The anti-resonance frequency makes it difficult to control the motor movement near and above it and thus limits the dynamics that is possible to be achieved. Note that the anti-resonance frequency is defined only by the torsional stiffnesses of the coupling and the shaft and the inertia of the load. Thus the servo control system cannot improve the control response beyond that. As a rule of thumb the shortest possible response time of the speed control is the inverse of the anti-resonance frequency.
Reduction gear is often used with servo drives. The reduction gear decreases the ioad inertia seen on the motor shaft. Thus in practice the anti-resonance frequency is important only for servo drives that do not have reduction gear.
Don't forget friction! Friction is a nasty thing that makes accurate position control difficult. Slip stick itself is one of the reasons for growling at low speeds. However, sometimes a dither (vibration) signal is added to the torque reference in order to keep the mechanical system in a small movement all the time. This avoids the slip stick phenomena but unfortunately has audible noise as byproduct.
By the way, there is a slight error in the explanation of the Bode plot (apparently this is a transfer function from motor air-gap torque to motor speed). The plot line below about 20 Hz describes the motor and load moving together as one piece. Around 29 Hz only the motor moves but not the load (this frequency is also known as anti-resonance frequency). Between 29 Hz and 53 Hz the load is more and more accelerating when the motor is decelerating and vice versa thus finally reaching the resonance at 53 Hz. Above 53 Hz the plot shows more and more only the inertia of the motor.
You can check this with the rubber band and ball. If you move your hand very slowly up and down, the ball will follow.
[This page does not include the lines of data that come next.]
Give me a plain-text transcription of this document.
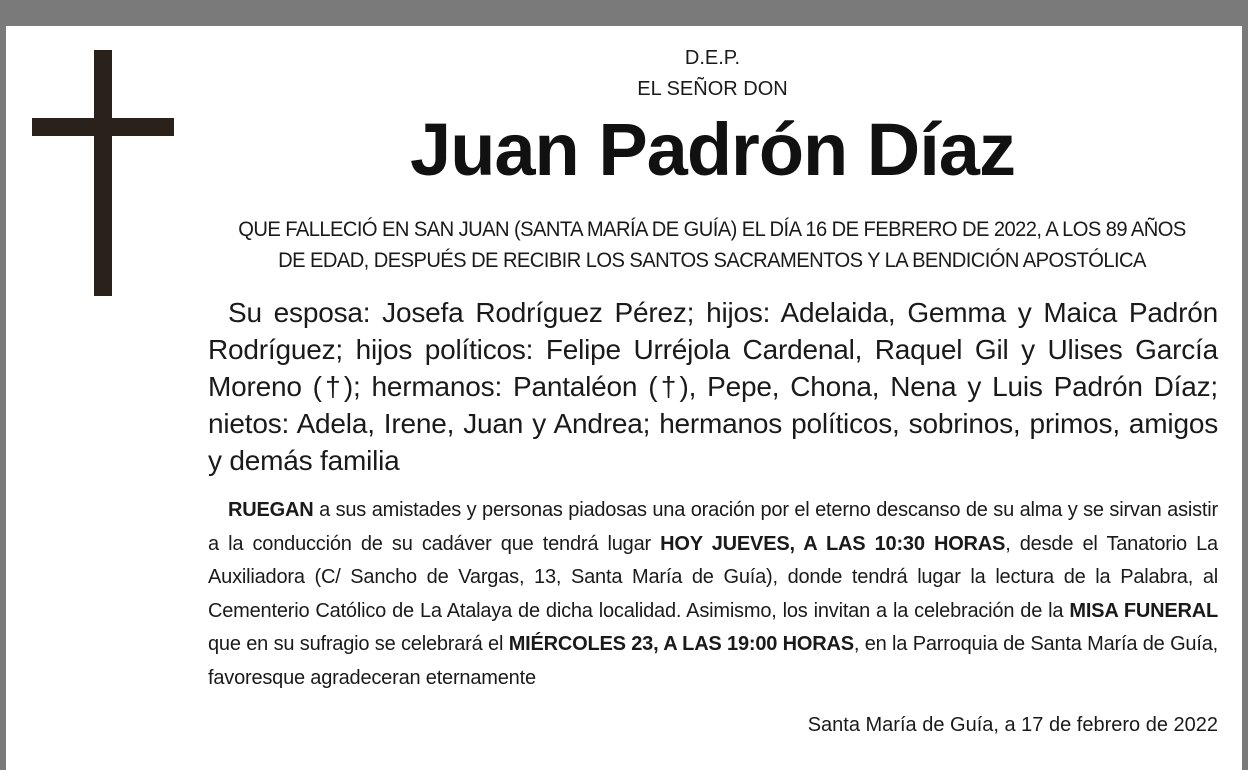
D.E.P.
EL SEÑOR DON
Juan Padrón Díaz
QUE FALLECIÓ EN SAN JUAN (SANTA MARÍA DE GUÍA) EL DÍA 16 DE FEBRERO DE 2022, A LOS 89 AÑOS DE EDAD, DESPUÉS DE RECIBIR LOS SANTOS SACRAMENTOS Y LA BENDICIÓN APOSTÓLICA
Su esposa: Josefa Rodríguez Pérez; hijos: Adelaida, Gemma y Maica Padrón Rodríguez; hijos políticos: Felipe Urréjola Cardenal, Raquel Gil y Ulises García Moreno (†); hermanos: Pantaléon (†), Pepe, Chona, Nena y Luis Padrón Díaz; nietos: Adela, Irene, Juan y Andrea; hermanos políticos, sobrinos, primos, amigos y demás familia
RUEGAN a sus amistades y personas piadosas una oración por el eterno descanso de su alma y se sirvan asistir a la conducción de su cadáver que tendrá lugar HOY JUEVES, A LAS 10:30 HORAS, desde el Tanatorio La Auxiliadora (C/ Sancho de Vargas, 13, Santa María de Guía), donde tendrá lugar la lectura de la Palabra, al Cementerio Católico de La Atalaya de dicha localidad. Asimismo, los invitan a la celebración de la MISA FUNERAL que en su sufragio se celebrará el MIÉRCOLES 23, A LAS 19:00 HORAS, en la Parroquia de Santa María de Guía, favoresque agradeceran eternamente
Santa María de Guía, a 17 de febrero de 2022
When you increse the frequency you will find there is a frequency where your hand moves but the ball does not move. This is the anti-resonance frequency. Increasing the frequency still you will finally get into resonance frequency where the ball is moving very much even when your hand movement is small. Increasing the frequency yet higher (if you can) you will find that the ball is again more or less standing still although your hand moves a lot.
Wish I could afford a driver like this one. I accidentally hit the end of travel on one of my servos on my CNC mill. The momentary stall ended up letting all the "magic smoke" out of one of my servo drivers. A driver that would properly compensate for drive error like the above one would be most handy.
As long as a servo drive permits access to and real time changes in its gains, then it's not strictly necessary to have a modern servo drive in order to take advantage of the concept. The system controller could change the gains and feed them to the drive. It's not as elegant as a self-contained drive, but it does permit use of this neat concept.
Marcus, thank you for an informative article. I was just at a seminar given by a semiconductor vendor on a new microcontroller targeted at the motor control market. These incorporate motor control timers as well as fast A/D converters. All of these are built in to the SoC, so that the measurement and correction strategies you discuss can be implemented.